Una delle fratture più profonde in questa regione rimane quella provocata dallo scisma cristiano del 1054, che divise chiese e fedi religiose, imperi e poteri, stili e scritture. Nel fossato che si è creato fra Bisanzio e la latinità, all’interno del cristianesimo cattolico e ortodosso, si è inserito l’islam. L’Europa e il Mediterraneo si sono scissi e sono esplosi in seno ai Balcani. Sulla riva est c’è la mancanza di una vera laicità, la religione cattolica è diventata clericalismo in Croazia mentre la chiesa ortodossa si trasformava in nazionalismo in Serbia: su tutto ciò pesa appunto lo scisma cristiano che ha diviso queste terre con effetti che si ripercuotono tuttora sulle politiche degli stati.
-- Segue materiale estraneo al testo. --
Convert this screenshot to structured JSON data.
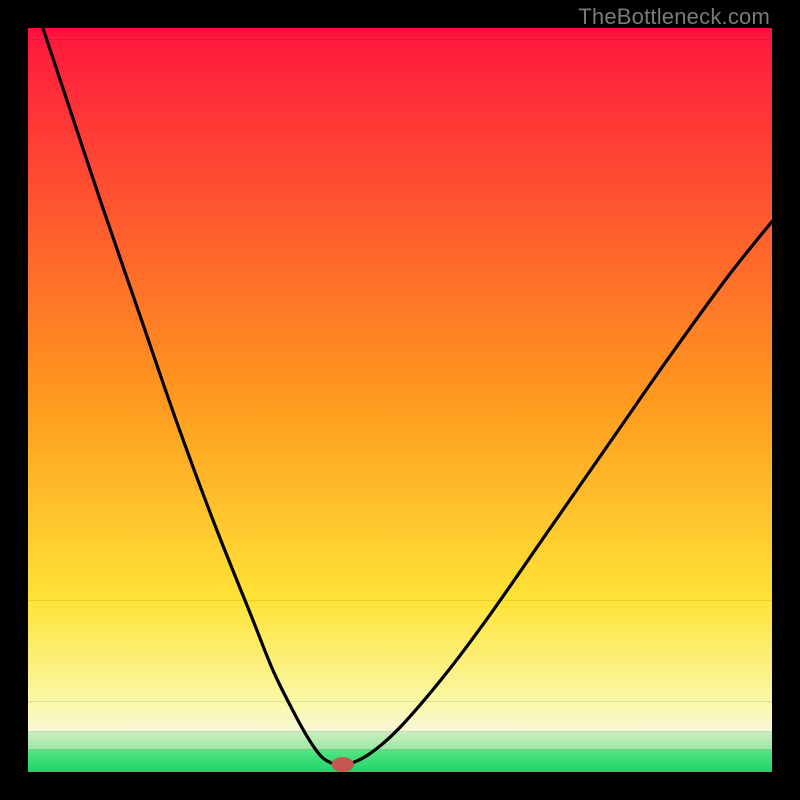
{
  "watermark": "TheBottleneck.com",
  "chart_data": {
    "type": "line",
    "title": "",
    "xlabel": "",
    "ylabel": "",
    "xlim": [
      0,
      1
    ],
    "ylim": [
      0,
      1
    ],
    "grid": false,
    "legend": false,
    "series": [
      {
        "name": "curve",
        "x": [
          0.02,
          0.05,
          0.1,
          0.15,
          0.2,
          0.25,
          0.3,
          0.33,
          0.36,
          0.38,
          0.395,
          0.408,
          0.418,
          0.43,
          0.46,
          0.5,
          0.56,
          0.62,
          0.7,
          0.78,
          0.86,
          0.94,
          1.0
        ],
        "y": [
          1.0,
          0.91,
          0.76,
          0.615,
          0.47,
          0.335,
          0.21,
          0.135,
          0.075,
          0.04,
          0.02,
          0.012,
          0.01,
          0.01,
          0.025,
          0.06,
          0.13,
          0.21,
          0.325,
          0.44,
          0.555,
          0.665,
          0.74
        ]
      }
    ],
    "bands": [
      {
        "name": "top-red",
        "y0": 0.985,
        "y1": 1.0,
        "color_top": "#ff0a3f",
        "color_bottom": "#ff1a3e"
      },
      {
        "name": "red-orange",
        "y0": 0.5,
        "y1": 0.985,
        "color_top": "#ff1a3e",
        "color_bottom": "#ff9a1f"
      },
      {
        "name": "orange-yellow",
        "y0": 0.23,
        "y1": 0.5,
        "color_top": "#ff9a1f",
        "color_bottom": "#ffe337"
      },
      {
        "name": "yellow-pale",
        "y0": 0.095,
        "y1": 0.23,
        "color_top": "#ffe337",
        "color_bottom": "#faf8a6"
      },
      {
        "name": "cream",
        "y0": 0.055,
        "y1": 0.095,
        "color_top": "#faf8a6",
        "color_bottom": "#f7f7d6"
      },
      {
        "name": "pale-green",
        "y0": 0.03,
        "y1": 0.055,
        "color_top": "#cdeec0",
        "color_bottom": "#9fe7a6"
      },
      {
        "name": "green",
        "y0": 0.0,
        "y1": 0.03,
        "color_top": "#55e583",
        "color_bottom": "#1fd36b"
      }
    ],
    "marker": {
      "name": "valley-marker",
      "x": 0.423,
      "y": 0.01,
      "rx": 0.015,
      "ry": 0.01,
      "fill": "#c1574f"
    }
  }
}
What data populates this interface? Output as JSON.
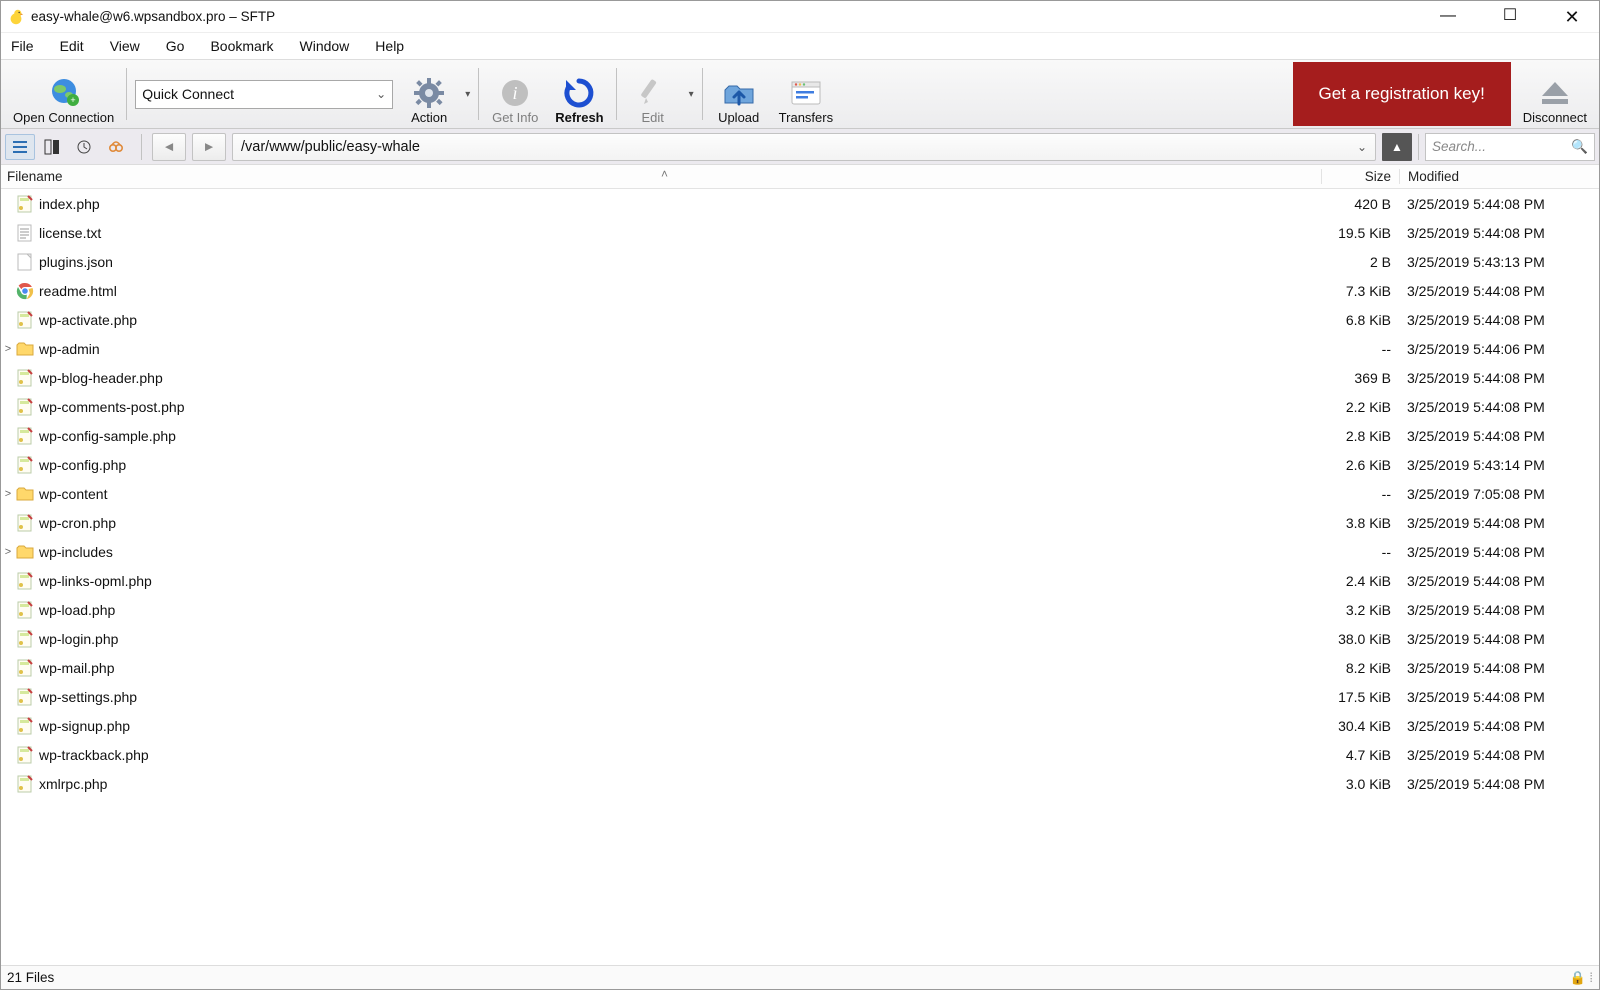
{
  "window": {
    "title": "easy-whale@w6.wpsandbox.pro – SFTP"
  },
  "menu": [
    "File",
    "Edit",
    "View",
    "Go",
    "Bookmark",
    "Window",
    "Help"
  ],
  "toolbar": {
    "open_connection": "Open Connection",
    "quick_connect": "Quick Connect",
    "action": "Action",
    "get_info": "Get Info",
    "refresh": "Refresh",
    "edit": "Edit",
    "upload": "Upload",
    "transfers": "Transfers",
    "registration": "Get a registration key!",
    "disconnect": "Disconnect"
  },
  "pathbar": {
    "path": "/var/www/public/easy-whale",
    "search_placeholder": "Search..."
  },
  "columns": {
    "filename": "Filename",
    "size": "Size",
    "modified": "Modified"
  },
  "files": [
    {
      "expand": "",
      "icon": "php",
      "name": "index.php",
      "size": "420 B",
      "modified": "3/25/2019 5:44:08 PM"
    },
    {
      "expand": "",
      "icon": "txt",
      "name": "license.txt",
      "size": "19.5 KiB",
      "modified": "3/25/2019 5:44:08 PM"
    },
    {
      "expand": "",
      "icon": "blank",
      "name": "plugins.json",
      "size": "2 B",
      "modified": "3/25/2019 5:43:13 PM"
    },
    {
      "expand": "",
      "icon": "chrome",
      "name": "readme.html",
      "size": "7.3 KiB",
      "modified": "3/25/2019 5:44:08 PM"
    },
    {
      "expand": "",
      "icon": "php",
      "name": "wp-activate.php",
      "size": "6.8 KiB",
      "modified": "3/25/2019 5:44:08 PM"
    },
    {
      "expand": ">",
      "icon": "folder",
      "name": "wp-admin",
      "size": "--",
      "modified": "3/25/2019 5:44:06 PM"
    },
    {
      "expand": "",
      "icon": "php",
      "name": "wp-blog-header.php",
      "size": "369 B",
      "modified": "3/25/2019 5:44:08 PM"
    },
    {
      "expand": "",
      "icon": "php",
      "name": "wp-comments-post.php",
      "size": "2.2 KiB",
      "modified": "3/25/2019 5:44:08 PM"
    },
    {
      "expand": "",
      "icon": "php",
      "name": "wp-config-sample.php",
      "size": "2.8 KiB",
      "modified": "3/25/2019 5:44:08 PM"
    },
    {
      "expand": "",
      "icon": "php",
      "name": "wp-config.php",
      "size": "2.6 KiB",
      "modified": "3/25/2019 5:43:14 PM"
    },
    {
      "expand": ">",
      "icon": "folder",
      "name": "wp-content",
      "size": "--",
      "modified": "3/25/2019 7:05:08 PM"
    },
    {
      "expand": "",
      "icon": "php",
      "name": "wp-cron.php",
      "size": "3.8 KiB",
      "modified": "3/25/2019 5:44:08 PM"
    },
    {
      "expand": ">",
      "icon": "folder",
      "name": "wp-includes",
      "size": "--",
      "modified": "3/25/2019 5:44:08 PM"
    },
    {
      "expand": "",
      "icon": "php",
      "name": "wp-links-opml.php",
      "size": "2.4 KiB",
      "modified": "3/25/2019 5:44:08 PM"
    },
    {
      "expand": "",
      "icon": "php",
      "name": "wp-load.php",
      "size": "3.2 KiB",
      "modified": "3/25/2019 5:44:08 PM"
    },
    {
      "expand": "",
      "icon": "php",
      "name": "wp-login.php",
      "size": "38.0 KiB",
      "modified": "3/25/2019 5:44:08 PM"
    },
    {
      "expand": "",
      "icon": "php",
      "name": "wp-mail.php",
      "size": "8.2 KiB",
      "modified": "3/25/2019 5:44:08 PM"
    },
    {
      "expand": "",
      "icon": "php",
      "name": "wp-settings.php",
      "size": "17.5 KiB",
      "modified": "3/25/2019 5:44:08 PM"
    },
    {
      "expand": "",
      "icon": "php",
      "name": "wp-signup.php",
      "size": "30.4 KiB",
      "modified": "3/25/2019 5:44:08 PM"
    },
    {
      "expand": "",
      "icon": "php",
      "name": "wp-trackback.php",
      "size": "4.7 KiB",
      "modified": "3/25/2019 5:44:08 PM"
    },
    {
      "expand": "",
      "icon": "php",
      "name": "xmlrpc.php",
      "size": "3.0 KiB",
      "modified": "3/25/2019 5:44:08 PM"
    }
  ],
  "status": {
    "left": "21 Files"
  }
}
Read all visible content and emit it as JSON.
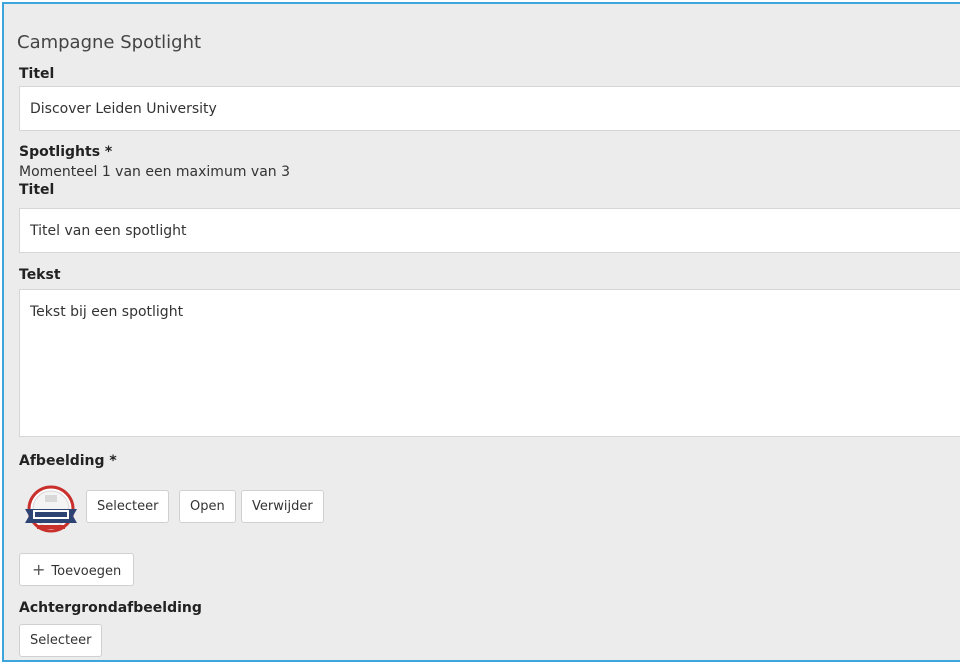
{
  "section": {
    "title": "Campagne Spotlight"
  },
  "titel": {
    "label": "Titel",
    "value": "Discover Leiden University"
  },
  "spotlights": {
    "label": "Spotlights *",
    "count_text": "Momenteel 1 van een maximum van 3",
    "titel_label": "Titel",
    "titel_value": "Titel van een spotlight",
    "tekst_label": "Tekst",
    "tekst_value": "Tekst bij een spotlight",
    "afbeelding_label": "Afbeelding *",
    "buttons": {
      "select": "Selecteer",
      "open": "Open",
      "remove": "Verwijder"
    },
    "add_button": "Toevoegen",
    "add_icon": "plus-icon"
  },
  "achtergrond": {
    "label": "Achtergrondafbeelding",
    "select": "Selecteer"
  },
  "colors": {
    "frame_border": "#3aa6dc",
    "panel_bg": "#ececec"
  }
}
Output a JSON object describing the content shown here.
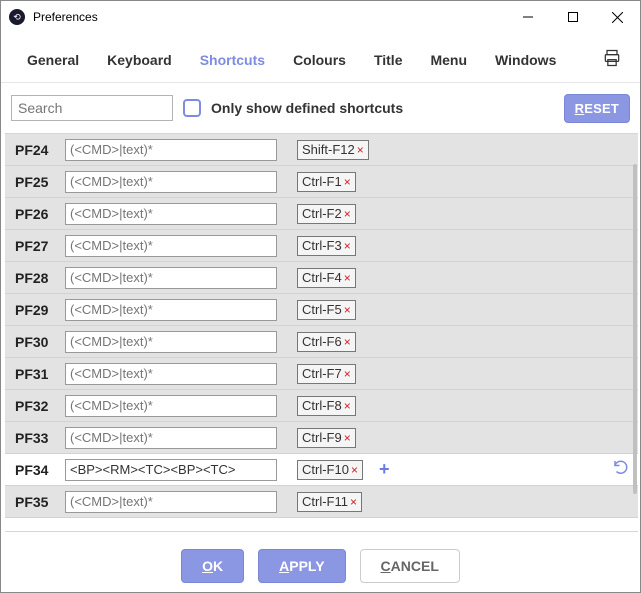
{
  "window": {
    "title": "Preferences"
  },
  "tabs": {
    "general": "General",
    "keyboard": "Keyboard",
    "shortcuts": "Shortcuts",
    "colours": "Colours",
    "title": "Title",
    "menu": "Menu",
    "windows": "Windows"
  },
  "filter": {
    "search_placeholder": "Search",
    "only_defined": "Only show defined shortcuts",
    "reset_head": "R",
    "reset_tail": "ESET"
  },
  "rows": [
    {
      "key": "PF24",
      "cmd_ph": "(<CMD>|text)*",
      "cmd_val": "",
      "shortcut": "Shift-F12",
      "active": false
    },
    {
      "key": "PF25",
      "cmd_ph": "(<CMD>|text)*",
      "cmd_val": "",
      "shortcut": "Ctrl-F1",
      "active": false
    },
    {
      "key": "PF26",
      "cmd_ph": "(<CMD>|text)*",
      "cmd_val": "",
      "shortcut": "Ctrl-F2",
      "active": false
    },
    {
      "key": "PF27",
      "cmd_ph": "(<CMD>|text)*",
      "cmd_val": "",
      "shortcut": "Ctrl-F3",
      "active": false
    },
    {
      "key": "PF28",
      "cmd_ph": "(<CMD>|text)*",
      "cmd_val": "",
      "shortcut": "Ctrl-F4",
      "active": false
    },
    {
      "key": "PF29",
      "cmd_ph": "(<CMD>|text)*",
      "cmd_val": "",
      "shortcut": "Ctrl-F5",
      "active": false
    },
    {
      "key": "PF30",
      "cmd_ph": "(<CMD>|text)*",
      "cmd_val": "",
      "shortcut": "Ctrl-F6",
      "active": false
    },
    {
      "key": "PF31",
      "cmd_ph": "(<CMD>|text)*",
      "cmd_val": "",
      "shortcut": "Ctrl-F7",
      "active": false
    },
    {
      "key": "PF32",
      "cmd_ph": "(<CMD>|text)*",
      "cmd_val": "",
      "shortcut": "Ctrl-F8",
      "active": false
    },
    {
      "key": "PF33",
      "cmd_ph": "(<CMD>|text)*",
      "cmd_val": "",
      "shortcut": "Ctrl-F9",
      "active": false
    },
    {
      "key": "PF34",
      "cmd_ph": "(<CMD>|text)*",
      "cmd_val": "<BP><RM><TC><BP><TC>",
      "shortcut": "Ctrl-F10",
      "active": true
    },
    {
      "key": "PF35",
      "cmd_ph": "(<CMD>|text)*",
      "cmd_val": "",
      "shortcut": "Ctrl-F11",
      "active": false
    }
  ],
  "footer": {
    "ok_head": "O",
    "ok_tail": "K",
    "apply_head": "A",
    "apply_tail": "PPLY",
    "cancel_head": "C",
    "cancel_tail": "ANCEL"
  },
  "icons": {
    "clear": "×",
    "add": "+"
  }
}
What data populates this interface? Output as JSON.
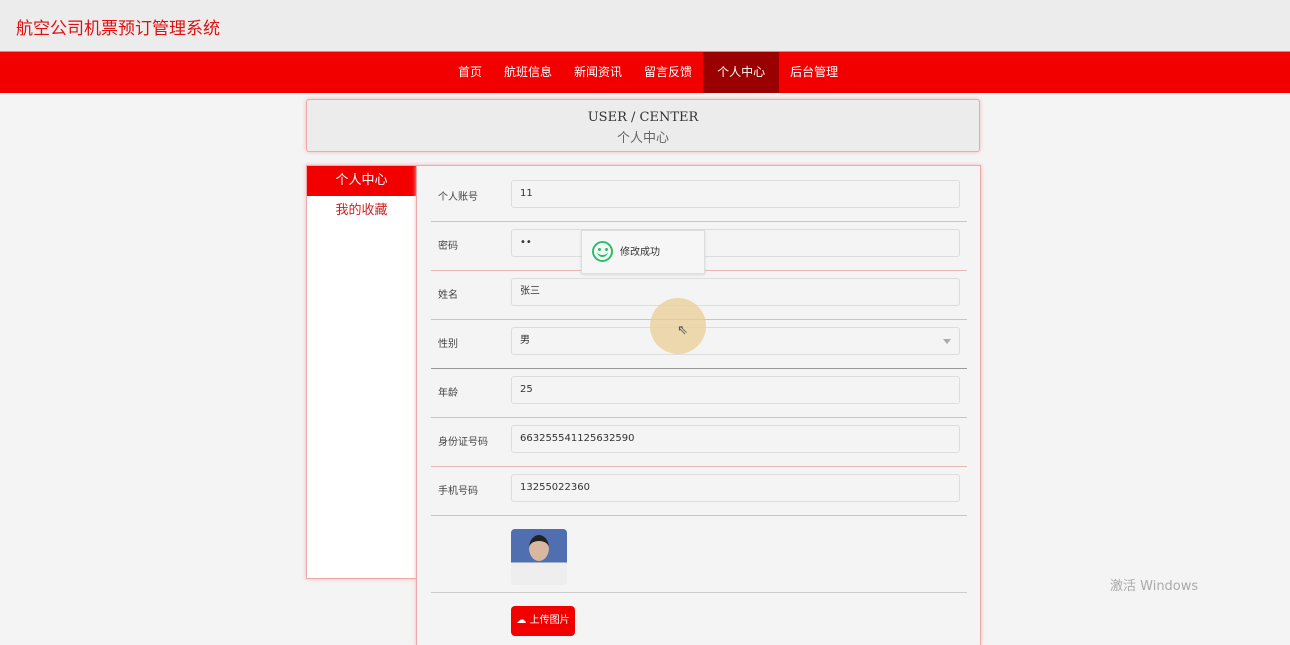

Il Mediterraneo in questa regione rappresenta l’ultima preoccupazione dei governi: per fare un esempio, oggi la Croazia vuole superare la crisi svendendo i suoi cantieri navali che durante il titoismo erano tra i primi cinque nel mondo e oggi non sono neppure al sessantesimo posto. La sponda adriatica ha risentito anche del forte colonialismo italiano, prima veneziano e poi, nel secolo scorso, del fascismo.
Nello stesso tempo è necessario evidenziare come il Mediterraneo non sia stato razionalizzato nella riva est, è stato molto più sentito che pensato e discusso: per fare un altro esempio, i musulmani di Bosnia amano il sud e il Mediterraneo, anche se poi lì non se ne discute molto (o forse per nulla). L’Europa, durante la guerra in ex-Jugoslavia, ha perso una grande occasione di sostenere i musulmani jugoslavi, non islamisti e neppure fondamentalisti, come lo erano i siciliani o gli spagnoli durante le dominazioni arabe: il più grande errore dell’occidente è stato di non capire la laicità dell’islam nel contributo degli islamisti dell’est balcanico. Il risultato è che oggi le aree musulmane della ex-Jugoslavia sono state invase di denaro dai paesi arabi, finalizzato alla costruzione di moschee e di centri culturali.

Per quanto riguarda i rapporti con la riva sud, ho avuto una esperienza per me significativa per la traduzione in arabo di Breviario Mediterraneo, che è uscito per la prima volta in Marocco tradotto a Casablanca e poi è stato ritradotto in Egitto al Cairo, perché gli egiziani non ritenevano sufficientemente comprensibile la traduzione marocchina. Se poi parliamo della riva sud, essa ha vissuto intensamente le sue difficoltà: l’arretratezza e la povertà di varie regioni, la memoria del colonialismo e la difficoltà a superane le conseguenze, il mancato rispetto dei diritti umani e dei principi democratici, la tensione dei rapporti tra paesi affini, l’aggressività dell’integralismo che in Algeria ha fatto decine di migliaia di morti, musulmani uccisi da altri musulmani.